3.Instead order that:
(a)the defendants file and serve all affidavits and documents on which they intend to rely in the assessment of damages within fourteen (14) days of the pronouncement of these orders;
(b)the defendants at the assessment of damages be permitted to only lead evidence which complies with order 3(a) above, unless a District Court judge otherwise orders;
(c)the defendants advise the plaintiffs' solicitor within fourteen (14) days of pronouncement of these orders of the witnesses the defendants require for cross-examination;
(d)the plaintiffs advise the defendants' solicitor within fourteen (14) days of the receipt of the defendants' affidavits and documents of the witnesses the plaintiffs require for cross-examination;
(e)subject to any application by way of objection by the parties within fourteen (14) days of being advised that a witness is required for cross-examination, any witnesses in the assessment of damages may give their evidence by telephone;
(f)the matter is to be listed for hearing at a time to be agreed by the parties or, failing agreement, as directed by the Registrar of the District Court at Townsville.

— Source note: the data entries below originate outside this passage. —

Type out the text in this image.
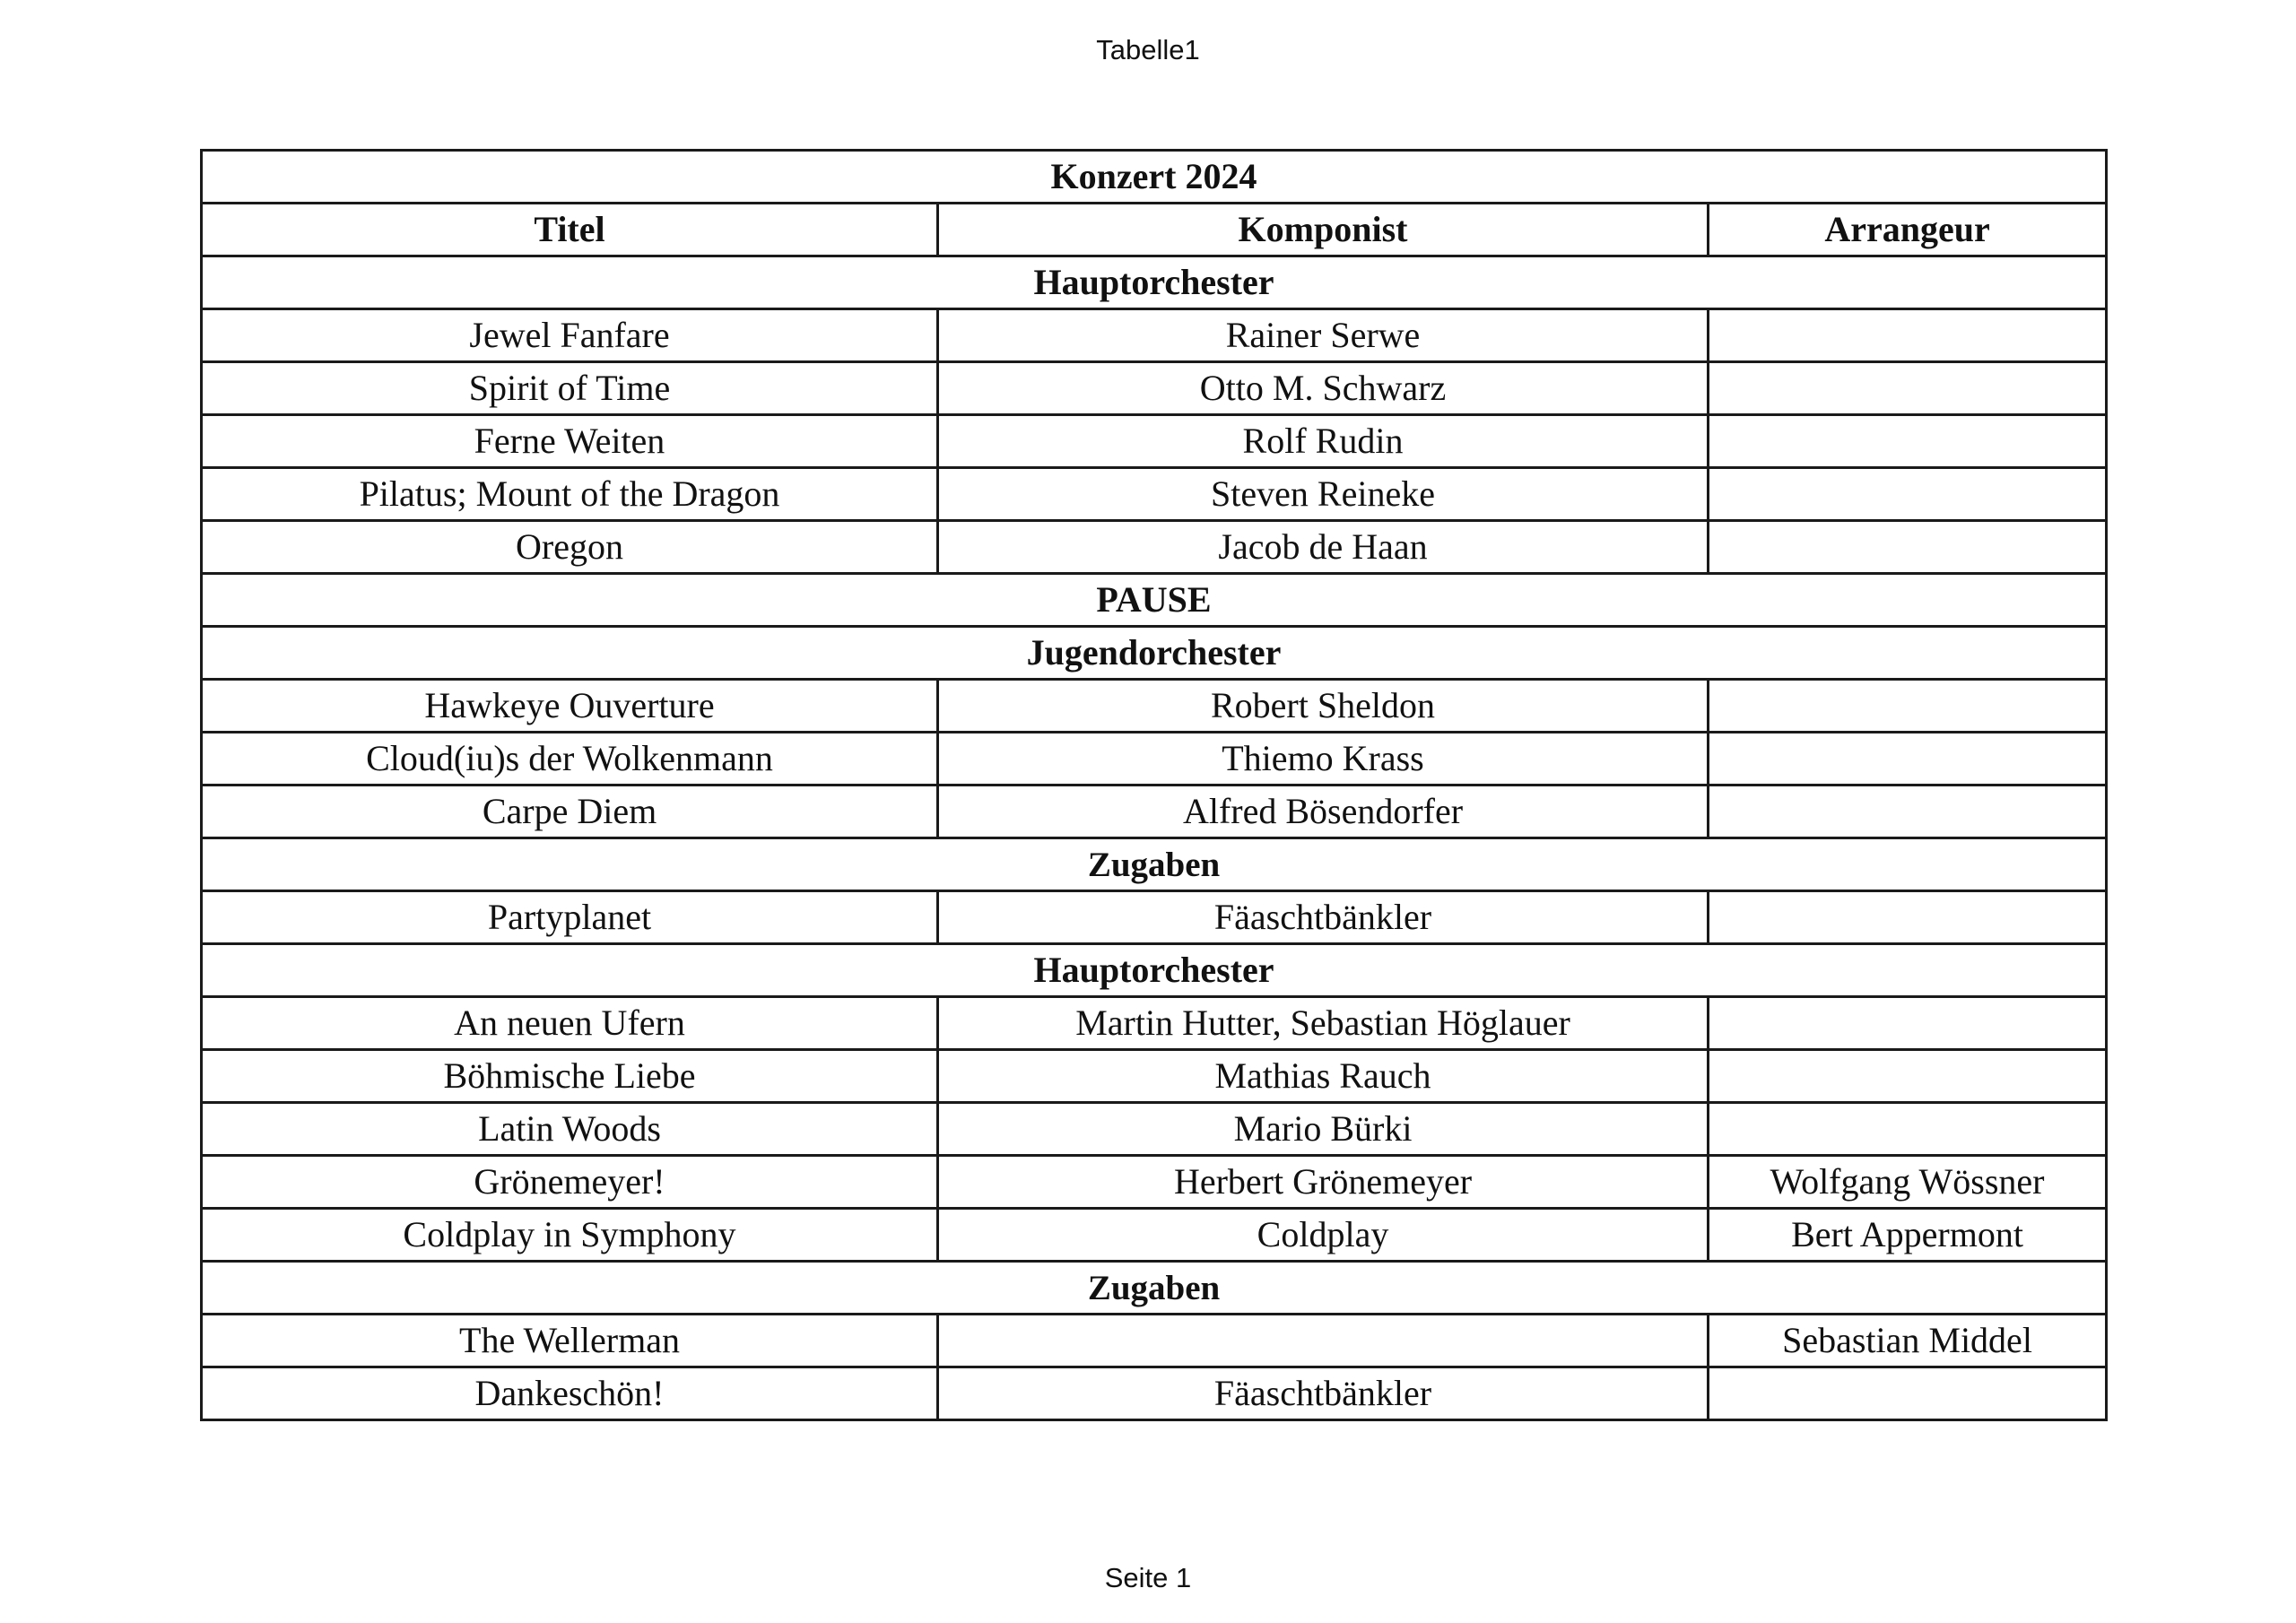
Tabelle1
Konzert 2024		
Titel	Komponist	Arrangeur
Hauptorchester		
Jewel Fanfare	Rainer Serwe	
Spirit of Time	Otto M. Schwarz	
Ferne Weiten	Rolf Rudin	
Pilatus; Mount of the Dragon	Steven Reineke	
Oregon	Jacob de Haan	
PAUSE		
Jugendorchester		
Hawkeye Ouverture	Robert Sheldon	
Cloud(iu)s der Wolkenmann	Thiemo Krass	
Carpe Diem	Alfred Bösendorfer	
Zugaben		
Partyplanet	Fäaschtbänkler	
Hauptorchester		
An neuen Ufern	Martin Hutter, Sebastian Höglauer	
Böhmische Liebe	Mathias Rauch	
Latin Woods	Mario Bürki	
Grönemeyer!	Herbert Grönemeyer	Wolfgang Wössner
Coldplay in Symphony	Coldplay	Bert Appermont
Zugaben		
The Wellerman		Sebastian Middel
Dankeschön!	Fäaschtbänkler	
Seite 1
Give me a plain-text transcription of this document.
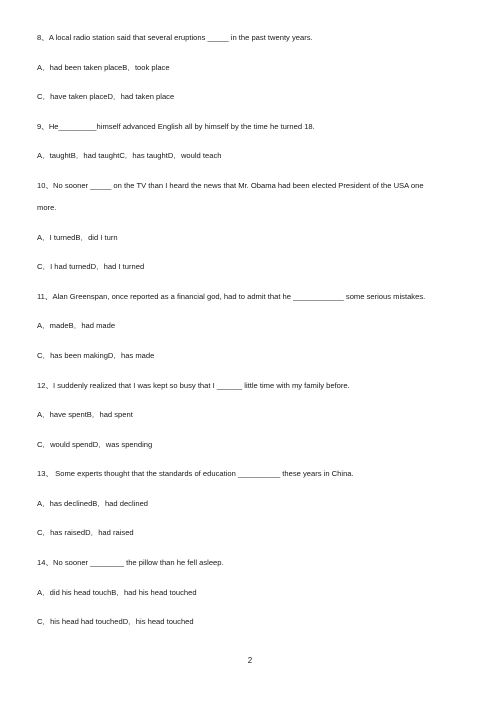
8、A local radio station said that several eruptions _____ in the past twenty years.
A．had been taken placeB．took place
C．have taken placeD．had taken place
9、He_________himself advanced English all by himself by the time he turned 18.
A．taughtB．had taughtC．has taughtD．would teach
10、No sooner _____ on the TV than I heard the news that Mr. Obama had been elected President of the USA one
more.
A．I turnedB．did I turn
C．I had turnedD．had I turned
11、Alan Greenspan, once reported as a financial god, had to admit that he ____________ some serious mistakes.
A．madeB．had made
C．has been makingD．has made
12、I suddenly realized that I was kept so busy that I ______ little time with my family before.
A．have spentB．had spent
C．would spendD．was spending
13、 Some experts thought that the standards of education __________ these years in China.
A．has declinedB．had declined
C．has raisedD．had raised
14、No sooner ________ the pillow than he fell asleep.
A．did his head touchB．had his head touched
C．his head had touchedD．his head touched
2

4.The appellant pay the respondents' costs of and incidental to the stay, the leave applications and the appeal on the indemnity basis to be assessed if not agreed.
[10] WHITE JA: I have read the reasons for judgment of the President and agree with her Honour’s reasons and the orders which she proposes.
[11] FRYBERG J: I have had the benefit of reading the judgment of Margaret McMurdo P and agree with the reasons given by her Honour and with the orders proposed.